9 de febrero de 2016
El autor plantea el modo ignaciano de volver a una experiencia mística que sea a la vez una apertura de ojos a la presencia concreta de Jesús, crucificado entre nosotros.

Recientemente ha aparecido una noticia que advierte de la desaparición de 10.000 niños/as refugiados en Europa. Hay quien niega que sea cierto. Otros no queremos que lo sea. No queremos verlo. Demasiado dolor. Demasiada brutalidad. Demasiada deshumanización. Supongamos pues, que no es cierto… ¿Negaremos también las fotografías diarias de menores ahogados en el Mediterráneo?

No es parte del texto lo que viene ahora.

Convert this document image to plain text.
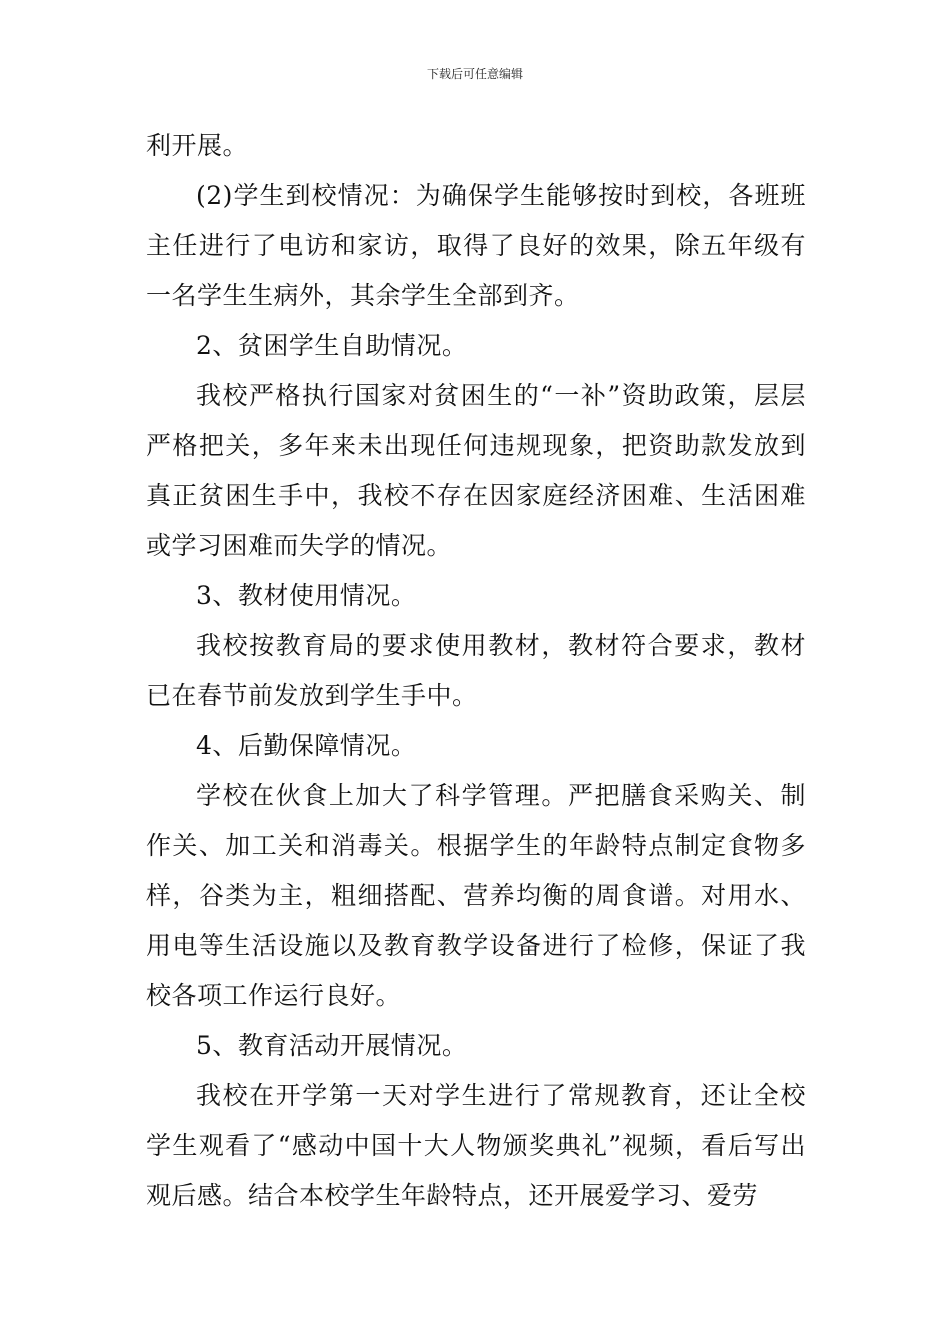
下载后可任意编辑

利开展。

(2)学生到校情况：为确保学生能够按时到校，各班班主任进行了电访和家访，取得了良好的效果，除五年级有一名学生生病外，其余学生全部到齐。

2、贫困学生自助情况。

我校严格执行国家对贫困生的“一补”资助政策，层层严格把关，多年来未出现任何违规现象，把资助款发放到真正贫困生手中，我校不存在因家庭经济困难、生活困难或学习困难而失学的情况。

3、教材使用情况。

我校按教育局的要求使用教材，教材符合要求，教材已在春节前发放到学生手中。

4、后勤保障情况。

学校在伙食上加大了科学管理。严把膳食采购关、制作关、加工关和消毒关。根据学生的年龄特点制定食物多样，谷类为主，粗细搭配、营养均衡的周食谱。对用水、用电等生活设施以及教育教学设备进行了检修，保证了我校各项工作运行良好。

5、教育活动开展情况。

我校在开学第一天对学生进行了常规教育，还让全校学生观看了“感动中国十大人物颁奖典礼”视频，看后写出观后感。结合本校学生年龄特点，还开展爱学习、爱劳
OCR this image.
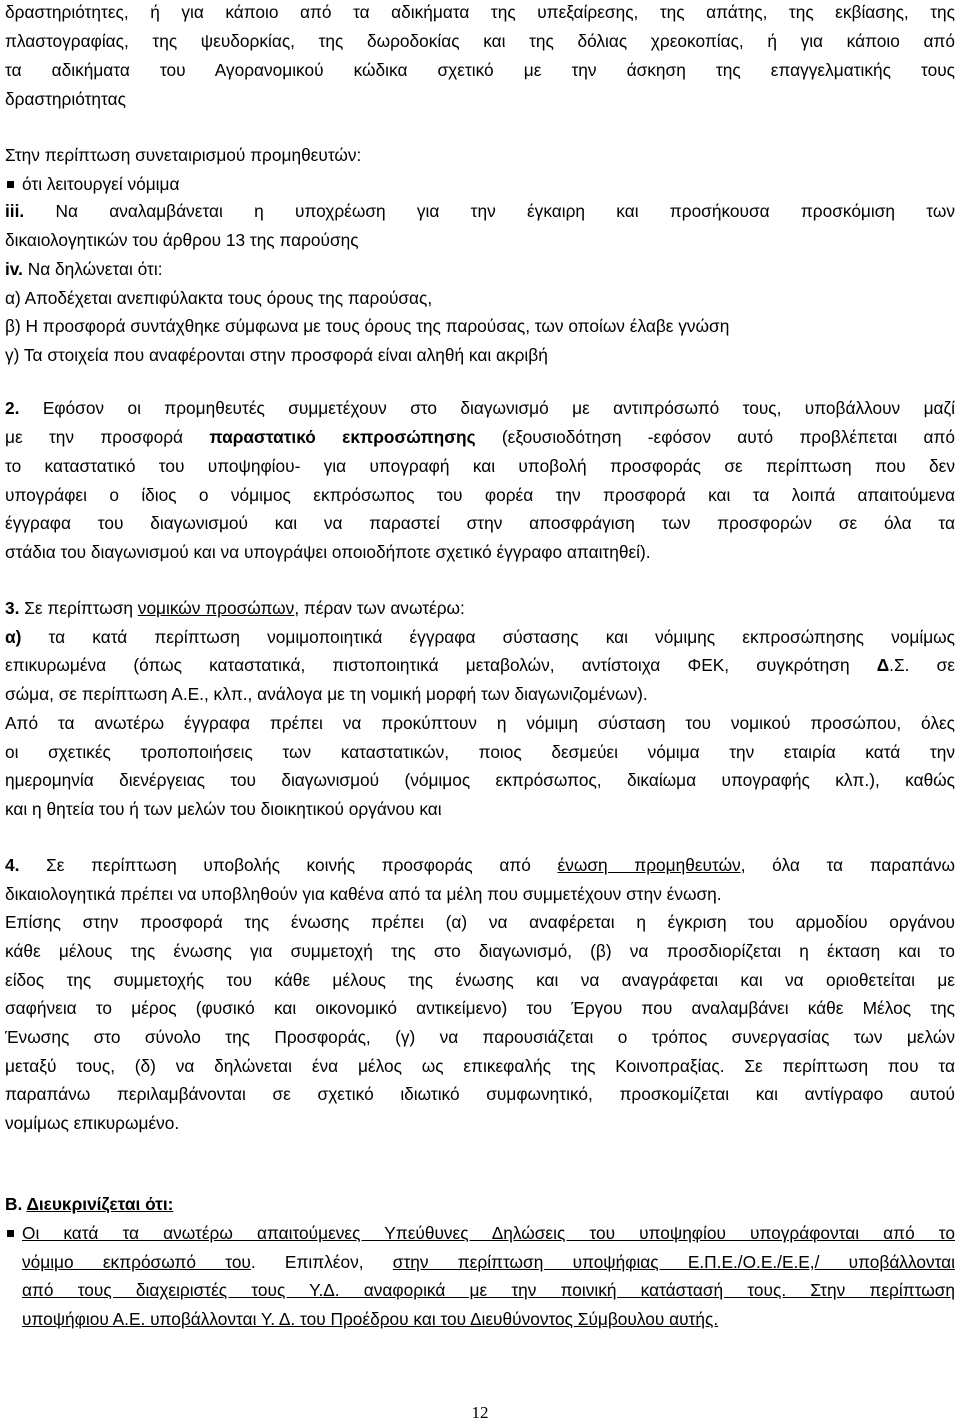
δραστηριότητες, ή για κάποιο από τα αδικήματα της υπεξαίρεσης, της απάτης, της εκβίασης, της
πλαστογραφίας, της ψευδορκίας, της δωροδοκίας και της δόλιας χρεοκοπίας, ή για κάποιο από
τα αδικήματα του Αγορανομικού κώδικα σχετικό με την άσκηση της επαγγελματικής τους
δραστηριότητας
Στην περίπτωση συνεταιρισμού προμηθευτών:
ότι λειτουργεί νόμιμα
iii. Να αναλαμβάνεται η υποχρέωση για την έγκαιρη και προσήκουσα προσκόμιση των
δικαιολογητικών του άρθρου 13 της παρούσης
iv. Να δηλώνεται ότι:
α) Αποδέχεται ανεπιφύλακτα τους όρους της παρούσας,
β) Η προσφορά συντάχθηκε σύμφωνα με τους όρους της παρούσας, των οποίων έλαβε γνώση
γ) Τα στοιχεία που αναφέρονται στην προσφορά είναι αληθή και ακριβή
2. Εφόσον οι προμηθευτές συμμετέχουν στο διαγωνισμό με αντιπρόσωπό τους, υποβάλλουν μαζί
με την προσφορά παραστατικό εκπροσώπησης (εξουσιοδότηση -εφόσον αυτό προβλέπεται από
το καταστατικό του υποψηφίου- για υπογραφή και υποβολή προσφοράς σε περίπτωση που δεν
υπογράφει ο ίδιος ο νόμιμος εκπρόσωπος του φορέα την προσφορά και τα λοιπά απαιτούμενα
έγγραφα του διαγωνισμού και να παραστεί στην αποσφράγιση των προσφορών σε όλα τα
στάδια του διαγωνισμού και να υπογράψει οποιοδήποτε σχετικό έγγραφο απαιτηθεί).
3. Σε περίπτωση νομικών προσώπων, πέραν των ανωτέρω:
α) τα κατά περίπτωση νομιμοποιητικά έγγραφα σύστασης και νόμιμης εκπροσώπησης νομίμως
επικυρωμένα (όπως καταστατικά, πιστοποιητικά μεταβολών, αντίστοιχα ΦΕΚ, συγκρότηση Δ.Σ. σε
σώμα, σε περίπτωση Α.Ε., κλπ., ανάλογα με τη νομική μορφή των διαγωνιζομένων).
Από τα ανωτέρω έγγραφα πρέπει να προκύπτουν η νόμιμη σύσταση του νομικού προσώπου, όλες
οι σχετικές τροποποιήσεις των καταστατικών, ποιος δεσμεύει νόμιμα την εταιρία κατά την
ημερομηνία διενέργειας του διαγωνισμού (νόμιμος εκπρόσωπος, δικαίωμα υπογραφής κλπ.), καθώς
και η θητεία του ή των μελών του διοικητικού οργάνου και
4. Σε περίπτωση υποβολής κοινής προσφοράς από ένωση προμηθευτών, όλα τα παραπάνω
δικαιολογητικά πρέπει να υποβληθούν για καθένα από τα μέλη που συμμετέχουν στην ένωση.
Επίσης στην προσφορά της ένωσης πρέπει (α) να αναφέρεται η έγκριση του αρμοδίου οργάνου
κάθε μέλους της ένωσης για συμμετοχή της στο διαγωνισμό, (β) να προσδιορίζεται η έκταση και το
είδος της συμμετοχής του κάθε μέλους της ένωσης και να αναγράφεται και να οριοθετείται με
σαφήνεια το μέρος (φυσικό και οικονομικό αντικείμενο) του Έργου που αναλαμβάνει κάθε Μέλος της
Ένωσης στο σύνολο της Προσφοράς, (γ) να παρουσιάζεται ο τρόπος συνεργασίας των μελών
μεταξύ τους, (δ) να δηλώνεται ένα μέλος ως επικεφαλής της Κοινοπραξίας. Σε περίπτωση που τα
παραπάνω περιλαμβάνονται σε σχετικό ιδιωτικό συμφωνητικό, προσκομίζεται και αντίγραφο αυτού
νομίμως επικυρωμένο.
Β. Διευκρινίζεται ότι:
Οι κατά τα ανωτέρω απαιτούμενες Υπεύθυνες Δηλώσεις του υποψηφίου υπογράφονται από το
νόμιμο εκπρόσωπό του. Επιπλέον, στην περίπτωση υποψήφιας Ε.Π.Ε./Ο.Ε./Ε.Ε,/ υποβάλλονται
από τους διαχειριστές τους Υ.Δ. αναφορικά με την ποινική κατάστασή τους. Στην περίπτωση
υποψήφιου Α.Ε. υποβάλλονται Υ. Δ. του Προέδρου και του Διευθύνοντος Σύμβουλου αυτής.
12
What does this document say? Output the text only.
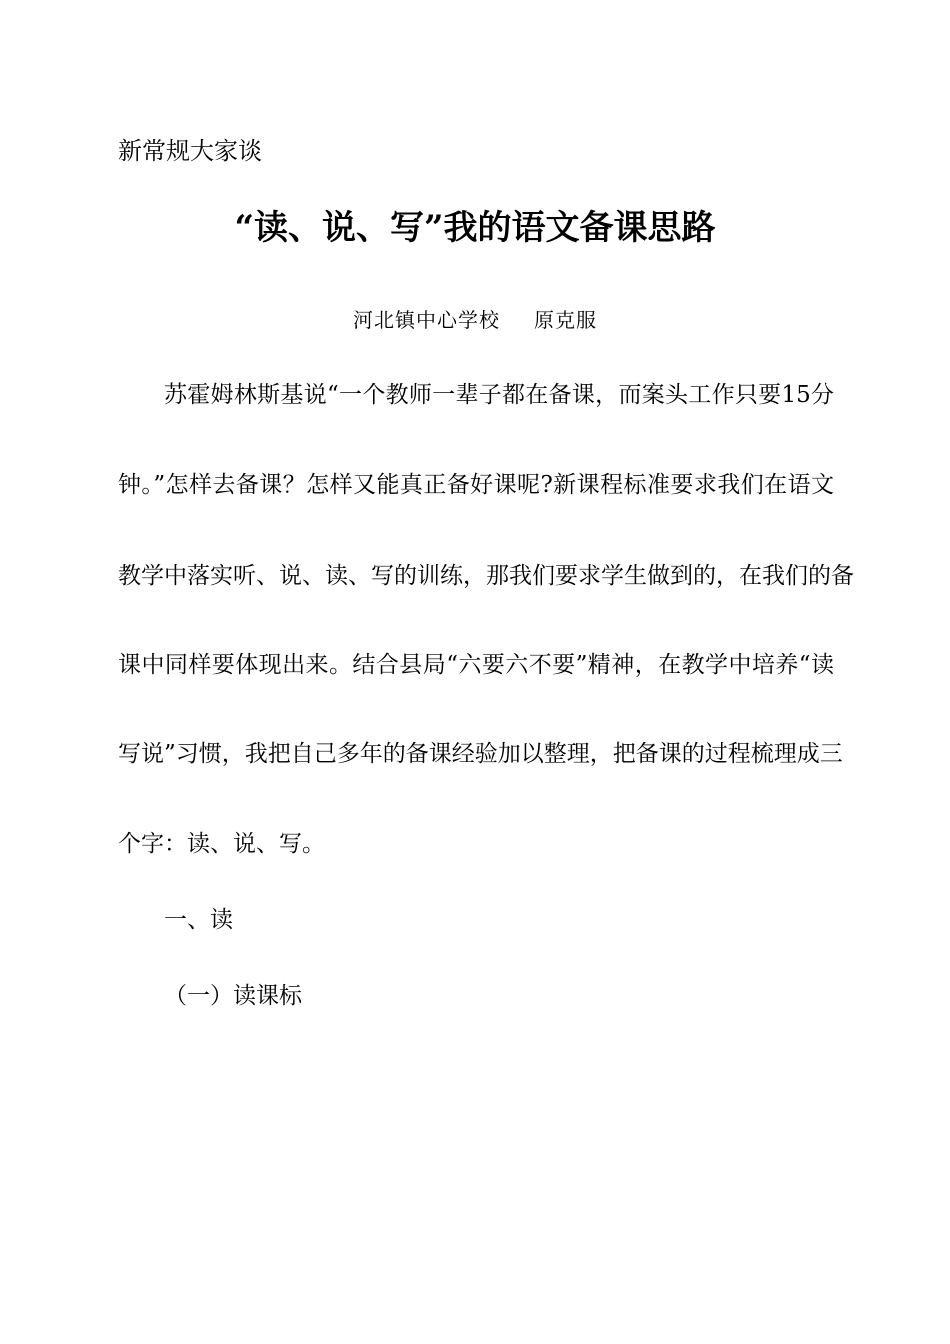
新常规大家谈
“读、说、写”我的语文备课思路
河北镇中心学校 原克服
苏霍姆林斯基说“一个教师一辈子都在备课，而案头工作只要15分
钟。”怎样去备课？怎样又能真正备好课呢?新课程标准要求我们在语文
教学中落实听、说、读、写的训练，那我们要求学生做到的，在我们的备
课中同样要体现出来。结合县局“六要六不要”精神，在教学中培养“读
写说”习惯，我把自己多年的备课经验加以整理，把备课的过程梳理成三
个字：读、说、写。
一、读
（一）读课标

Son vidas que YA NO cuentan. Seguramente recordamos la imagen del primer niño ahogado, boca abajo, como dormido, bañado por el mar… pero ya nos hemos cansado. Nuestros ojos están embotados, y quizás las tripas nos piden saltarnos esas imágenes a golpe de clic en busca de novedad. ¡Qué pesadez! Otro niño/a ahogado… En esta cultura de la sobreinformación y la sobreexposición, necesitamos situarnos frente a la realidad con un corazón que vea. Hemos de cultivar la mística, el silencio, tiempos densos de ir a lo profundo para después poder mirar y ver, oír y escuchar, sentir y gustar. Y así caer en la cuenta de que Dios, que no ha abandonado a su creación, aún tiene una palabra que decirnos a cada uno/a sobre ella. De otro modo podemos caer en el riesgo de pasar de puntillas por la realidad o, por el contrario, derrumbarnos bajo su peso.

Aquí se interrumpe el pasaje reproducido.